Barbora Chaloupková führt ein
Gespräch mit dem Politologen
Ivan Krastev (das nur zum Teil ohne Abo lesbar ist, aber schon dieser Teil ist so interessant, dass sich die Lektüre lohnt) über die Frage, ob wir in einem
Zeitalter der Angst leben (Angst vor Russland, dem Krieg, vor einer Wirtschaftskrise, vor der Kälte etc.). Das Coronavirus hat einen großen Anteil an der allgemeinen Gefühlslage, meint Krastev. "Der Virus kam
so unerwartet und in solchem Ausmaß, dass viele Menschen das Gefühl gewonnen haben, dass heute schlicht alles passieren kann.

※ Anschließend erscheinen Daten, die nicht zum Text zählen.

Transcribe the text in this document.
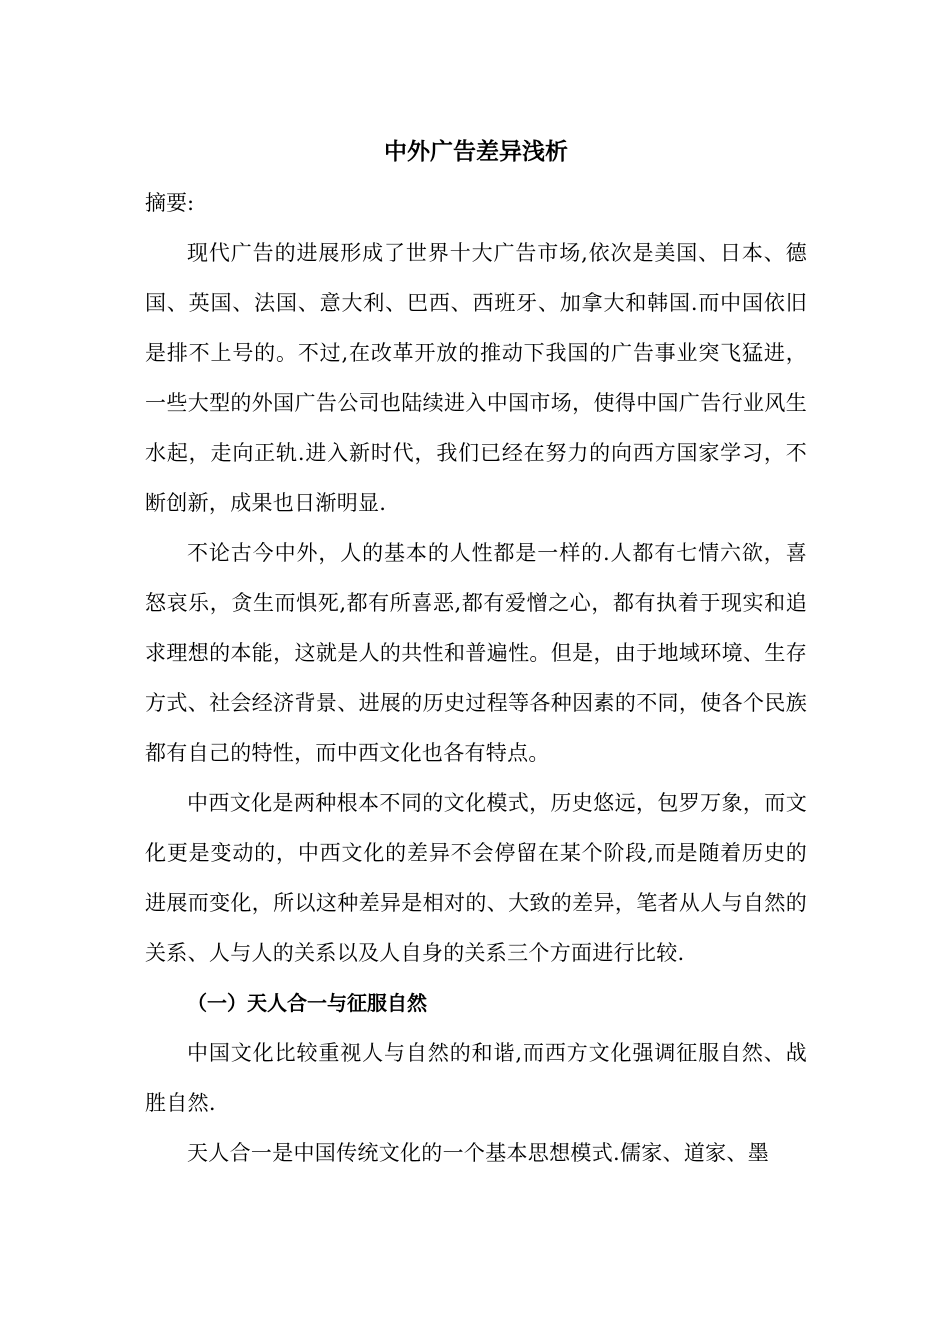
中外广告差异浅析

摘要:

现代广告的进展形成了世界十大广告市场,依次是美国、日本、德国、英国、法国、意大利、巴西、西班牙、加拿大和韩国.而中国依旧是排不上号的。不过,在改革开放的推动下我国的广告事业突飞猛进，一些大型的外国广告公司也陆续进入中国市场，使得中国广告行业风生水起，走向正轨.进入新时代，我们已经在努力的向西方国家学习，不断创新，成果也日渐明显.

不论古今中外，人的基本的人性都是一样的.人都有七情六欲，喜怒哀乐，贪生而惧死,都有所喜恶,都有爱憎之心，都有执着于现实和追求理想的本能，这就是人的共性和普遍性。但是，由于地域环境、生存方式、社会经济背景、进展的历史过程等各种因素的不同，使各个民族都有自己的特性，而中西文化也各有特点。

中西文化是两种根本不同的文化模式，历史悠远，包罗万象，而文化更是变动的，中西文化的差异不会停留在某个阶段,而是随着历史的进展而变化，所以这种差异是相对的、大致的差异，笔者从人与自然的关系、人与人的关系以及人自身的关系三个方面进行比较.

（一）天人合一与征服自然

中国文化比较重视人与自然的和谐,而西方文化强调征服自然、战胜自然.

天人合一是中国传统文化的一个基本思想模式.儒家、道家、墨
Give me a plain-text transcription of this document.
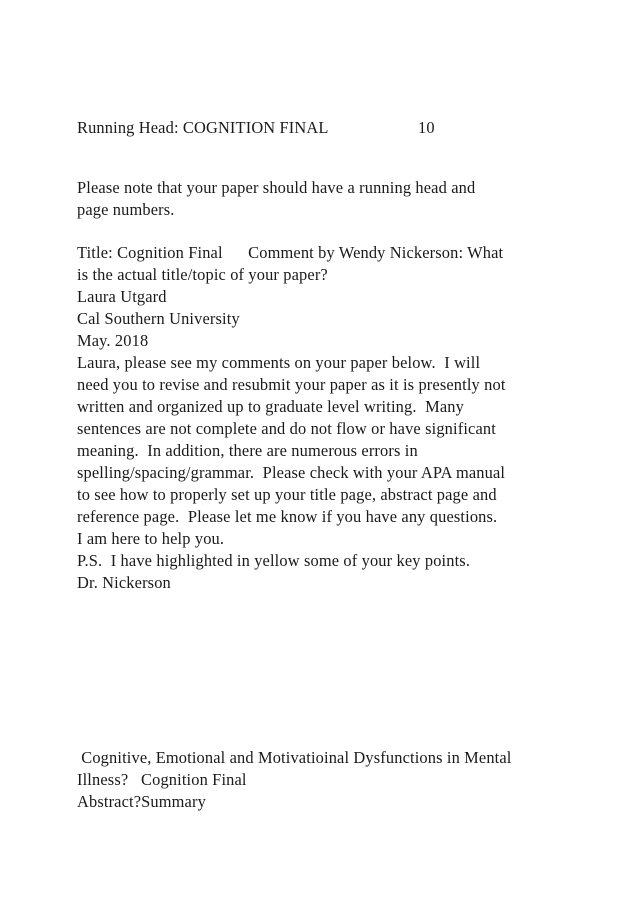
Running Head: COGNITION FINAL	10
Please note that your paper should have a running head and
page numbers.
Title: Cognition Final      Comment by Wendy Nickerson: What
is the actual title/topic of your paper?
Laura Utgard
Cal Southern University
May. 2018
Laura, please see my comments on your paper below.  I will
need you to revise and resubmit your paper as it is presently not
written and organized up to graduate level writing.  Many
sentences are not complete and do not flow or have significant
meaning.  In addition, there are numerous errors in
spelling/spacing/grammar.  Please check with your APA manual
to see how to properly set up your title page, abstract page and
reference page.  Please let me know if you have any questions.
I am here to help you.
P.S.  I have highlighted in yellow some of your key points.
Dr. Nickerson
Cognitive, Emotional and Motivatioinal Dysfunctions in Mental
Illness?   Cognition Final
Abstract?Summary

Etlichen macht auch Angst, wie schnell sich die Welt verändert." Auch das
Missverhältnis von Realität und persönlicher Lebenserfahrung spiele eine Rolle. "Demokratie beruht darauf, dass meine Erfahrungen gleichwertig mit deinen sind und wir auf der Grundlage dessen, was wir erlebt haben, unsere Wahl treffen. Aber heute müssen wir gezwungenermaßen auf Fragen reagieren, bei denen unsere Lebenserfahrungen nicht viel helfen. Ob es um den Coronavirus geht oder darum, was die Russen mit den Atomwaffen machen werden, um neue Technologien oder Big Data - die Frage ist, was und wem glauben? Darum sind auch die
Verschwörungstheorien so einflussreich, die die Ideologien ersetzt haben." Statt von Angst würde Krastev allerdings eher von Bangigkeit oder einer diffusen Sorge sprechen. "Menschen, die
Angst haben, sind gewöhnlich sehr konzentriert. Sie denken über das nach, was sie sagen, weil sie wissen, dass es Folgen haben kann.
Bangigkeit hingegen bewirkt das Gegenteil. Hier lässt sich die Quelle der Angst nicht genau ausmachen, darum fürchtet man sich vor allem, ist desorientiert und wird laut. Und meiner Meinung nach leben die Europäer heute in einer Zeit der Bangigkeit, nicht der klassischen Angst. (…) Am meisten sollten die
Ukrainer Angst haben, schließlich können sie getötet werden. Gleichzeitig wissen sie jedoch sehr genau, womit sie konfrontiert sind, und haben ihr Leben dem angepasst. Es ist sicher sehr schwierig, aber sie leiden nicht unter einer diffusen Sorge, bei der die Furcht vor dem Unbekannten einen lähmt. Solche Bangigkeit lässt sich nicht in etwas Konstruktives wenden, Angst hingegen verleiht
eine Disziplin, die sich nutzen lässt."